We had a plan, which we stuck to, and it all worked out rather well.
We took the tube to Notting Hill and walked in the direction of Portabello Road as we wanted to wander the market.
As I'm sure you can imagine the housing in this area is all extremely desirable.
The previous residence of one George Orwell was up for sale in 2012, you can view the details here.
We weren't really there for shopping but the riot of colour which is Alice's couldn't be ignored and
had money been no object then the soda syphons and this sign would have come home with us.
Even the door was a work of art.
As well as spending some time in a part of London we haven't visited before the other reason we were here is because we were going to visit the Museum of Brands, Packaging and Design. Using our rail tickets were we able to make use of the 2 for 1 deal on the entrance fee.

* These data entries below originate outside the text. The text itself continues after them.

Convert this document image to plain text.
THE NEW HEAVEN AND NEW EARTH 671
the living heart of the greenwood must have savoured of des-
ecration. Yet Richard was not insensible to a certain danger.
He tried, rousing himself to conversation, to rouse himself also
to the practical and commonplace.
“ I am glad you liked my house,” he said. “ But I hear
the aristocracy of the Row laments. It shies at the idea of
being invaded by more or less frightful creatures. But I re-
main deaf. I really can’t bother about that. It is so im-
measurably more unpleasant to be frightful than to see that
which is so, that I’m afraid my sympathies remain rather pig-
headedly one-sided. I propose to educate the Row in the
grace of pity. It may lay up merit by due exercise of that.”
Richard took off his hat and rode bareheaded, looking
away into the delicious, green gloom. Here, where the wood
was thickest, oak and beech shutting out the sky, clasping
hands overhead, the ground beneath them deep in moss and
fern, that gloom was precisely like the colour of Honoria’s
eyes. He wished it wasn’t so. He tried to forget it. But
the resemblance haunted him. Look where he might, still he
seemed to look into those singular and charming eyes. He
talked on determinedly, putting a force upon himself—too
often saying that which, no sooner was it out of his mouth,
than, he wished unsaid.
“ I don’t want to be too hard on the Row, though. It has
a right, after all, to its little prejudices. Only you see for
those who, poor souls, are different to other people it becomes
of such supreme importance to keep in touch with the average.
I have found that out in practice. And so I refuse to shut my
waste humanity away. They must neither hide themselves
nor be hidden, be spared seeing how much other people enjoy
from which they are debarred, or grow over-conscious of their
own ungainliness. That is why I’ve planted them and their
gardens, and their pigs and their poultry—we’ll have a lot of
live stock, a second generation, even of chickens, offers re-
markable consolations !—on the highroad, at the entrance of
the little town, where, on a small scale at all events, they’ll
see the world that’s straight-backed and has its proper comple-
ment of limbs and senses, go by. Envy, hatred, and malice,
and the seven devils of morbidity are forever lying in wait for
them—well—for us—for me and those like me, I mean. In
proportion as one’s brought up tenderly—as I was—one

No photography is allowed inside otherwise this post would be chock full of photos.
We spent ages in here.
It was so interesting.
We spent ages pointing at things we recognised from when we were children. Packets of sweets, yogurts, breakfast cereal, tins of soup, household cleaning products, shampoo, toys and games, I could go on and on.
I would thoroughly recommend a visit, not just for a stroll down memory lane to remind you of things you had forgotten but also for the informative displays on items from other decades such as the children's board games from World War I.
From here we took the DLR to Greenwich where we had booked into a Travelodge.
We managed to get a seat in the very end of the train and as we came up from being underground the skyline of London opened up in front of us and we the most perfect clear view of it.
An unexpected and very welcome treat.
The reason we stayed in Greenwich was so on Sunday morning we would be right on hand for making our way to the Maritime museum for soon after opening.
We had tickets for the Emma Hamilton exhibition.
Actually before I continue with that, I must give a mention to the cafe where we had breakfast. Should you ever be in the area and in need of refreshment then try The Plumtree Cafe.
We didn't really have time to explore Greenwich which is a shame if there are other parts which are just as elegant as the Queen Elizabeth College Almhouses.
Although we did make a little stop at the vintage market in case there were any gems of the vinyl kind for G.
He left empty handed but I found a birthday gift for a friend which was an unexpected bonus.
So then it was on to the museum I must admit I was feeling very excited by the time we got there. I mean just look at this place.
I got a bit giddy with it all which I think probably explains my rather jaunty stance by the huge anchor at the entrance!
The exhibition was wonderful.
Whilst travelling home from Salisbury on the train last year we had seen a poster advertising the exhibition which said
Emma Hamilton was one of the most famous international celebrities of her time and her life is the ultimate costume drama. Now largely remembered as the woman who captured the heart of the nation’s hero, Admiral Horatio Nelson, Emma was an extraordinary woman in her own right. Find out all in our dazzling new exhibition and events season.
So what did we find out about Emma?
Emma was born in Cheshire andwent to London when she 12.
She was became the muse of George Romney who painted her dozens of times.
She was the mistress of Charles Greville who then persuaded his uncle Sir William Hamilton to have her live with him in Naples once he needed to settle down to married life.
Emma and William eventually married, there was an age difference of 35 years.
Emma became fluent in Italian and French and developed a series of dances inspired by classical art which were known as The Attitudes.
Emma became a close friend of Queen Maria Carolina, the sister of Marie Antoinette.
Emma met Nelson in 1793 but their affair did not start until a few years later.
Emma gave birth to their daughter Horatia in 1801.
Sir William died in 1803 and Nelson in 1805.
Emma spent time in a debtors prison due to financial difficulties before fleeing to France where she died in 1815 aged 49.
We had spent quite a while in the exhibition and there really wasn't any time left for further exploration of Greenwich museum. My mum was staying with T and S and we were mindful of having to be back home.
So it was back through the main hall where we just had to spend a few minutes looking at all the colourful figureheads
before heading back on the DLR to Canary Wharf and then on to Waterloo and home.